Sixth runner-up: National Basketball Association player Latrell Sprewell, who's getting $14.6 million this year but groused about renegotiating his contract because he has to "feed his family."

Lordy, lordy, what are they eating?

Fifth runner-up: Philadelphia Eagles wide receiver Terrell Owens, who, in spurning the Baltimore Ravens, said he was standing up for his rights the way civil rights heroine Rosa Parks did.

Fourth runners-up: Any black folks who criticized comedian Bill Cosby's remarks about those black folks who "don't hold up their end of the bargain" in their children's education. These Cosby bashers not only know some of those blacks Cosby was referring to, but they're on a first-name basis with some of them.

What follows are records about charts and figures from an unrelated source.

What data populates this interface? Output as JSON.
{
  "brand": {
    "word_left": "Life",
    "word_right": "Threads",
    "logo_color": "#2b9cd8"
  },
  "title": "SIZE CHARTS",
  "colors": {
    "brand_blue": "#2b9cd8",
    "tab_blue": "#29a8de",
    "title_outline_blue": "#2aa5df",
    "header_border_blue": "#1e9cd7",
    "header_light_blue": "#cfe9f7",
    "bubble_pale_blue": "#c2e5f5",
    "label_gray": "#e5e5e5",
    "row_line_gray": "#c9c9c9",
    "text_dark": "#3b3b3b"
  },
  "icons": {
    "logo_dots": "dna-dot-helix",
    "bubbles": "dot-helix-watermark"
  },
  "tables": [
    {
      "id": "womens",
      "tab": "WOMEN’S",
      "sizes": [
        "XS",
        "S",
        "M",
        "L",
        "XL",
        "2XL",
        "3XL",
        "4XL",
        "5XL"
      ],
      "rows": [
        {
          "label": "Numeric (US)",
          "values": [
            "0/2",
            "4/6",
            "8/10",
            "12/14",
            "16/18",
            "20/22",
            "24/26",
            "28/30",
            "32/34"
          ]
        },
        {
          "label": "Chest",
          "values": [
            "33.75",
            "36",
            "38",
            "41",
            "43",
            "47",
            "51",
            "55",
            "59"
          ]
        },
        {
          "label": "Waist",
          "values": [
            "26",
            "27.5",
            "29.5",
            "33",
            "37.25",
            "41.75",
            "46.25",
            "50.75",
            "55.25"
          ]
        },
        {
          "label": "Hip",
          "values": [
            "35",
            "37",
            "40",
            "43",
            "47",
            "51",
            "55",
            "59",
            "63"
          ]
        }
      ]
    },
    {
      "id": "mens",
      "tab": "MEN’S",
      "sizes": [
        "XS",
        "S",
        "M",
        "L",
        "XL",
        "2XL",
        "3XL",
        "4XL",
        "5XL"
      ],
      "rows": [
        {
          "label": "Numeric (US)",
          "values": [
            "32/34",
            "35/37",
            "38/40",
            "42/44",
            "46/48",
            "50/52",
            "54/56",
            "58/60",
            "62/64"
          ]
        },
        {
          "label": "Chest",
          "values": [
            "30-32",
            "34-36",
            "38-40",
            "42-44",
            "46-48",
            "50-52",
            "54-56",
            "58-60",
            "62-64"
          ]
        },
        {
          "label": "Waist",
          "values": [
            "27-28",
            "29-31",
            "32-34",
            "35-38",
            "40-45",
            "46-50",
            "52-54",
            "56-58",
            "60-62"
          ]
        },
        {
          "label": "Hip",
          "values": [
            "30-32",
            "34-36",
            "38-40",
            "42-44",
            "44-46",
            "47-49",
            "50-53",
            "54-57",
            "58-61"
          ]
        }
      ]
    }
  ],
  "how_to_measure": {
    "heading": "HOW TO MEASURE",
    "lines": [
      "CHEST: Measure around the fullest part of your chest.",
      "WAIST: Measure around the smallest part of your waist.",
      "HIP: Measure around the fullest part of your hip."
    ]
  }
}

Third runner-up: Barack Obama, the senator-elect from Illinois, who proclaimed that there "is no white America, black America, Hispanic America, Asian America" etc. at the Democratic National Convention, knowing his party believes nothing of the sort.

Second runner-up: The Rev. Al Sharpton, the one-time Democratic presidential candidate who spoke at the convention and accused President Bush of deceiving the American people. Sharpton, who's been accused of many things (being Mr. Integrity not among them), apparently didn't appreciate the irony of a man who's been found by a court of law to have told some stretchers in the Tawana Brawley affair accusing someone else of dishonesty.

First runner-up: This slot goes to the producers of the film Soul Plane and any defenders that monstrosity might have. The stereotypes abound in Soul Plane and the humor took a holiday. The film left me pining away for reruns of Amos 'n' Andy, which was a lot funnier and at least mixed some positive black images in with the stereotypes. Where is dat Kingfish now dat he is really needed?

Soul Plane was called a "hip-hop" comedy, which comes as no surprise because some hip-hop and rap artists are peddling worse stereotypes of black people - thugs, gangstas, pimps, hoochies and some character named L'il Jon who out-Stepin Fetchits Stepin Fetchit - than whites ever have.

The winner: NAACP board Chairman Julian Bond, who went into a clearly partisan tirade against President Bush at the organization's Philadelphia convention this summer and then claimed it was done in the spirit of nonpartisanship. When an inevitable Internal Service Revenue audit was announced, Bond went into innocent-victim mode.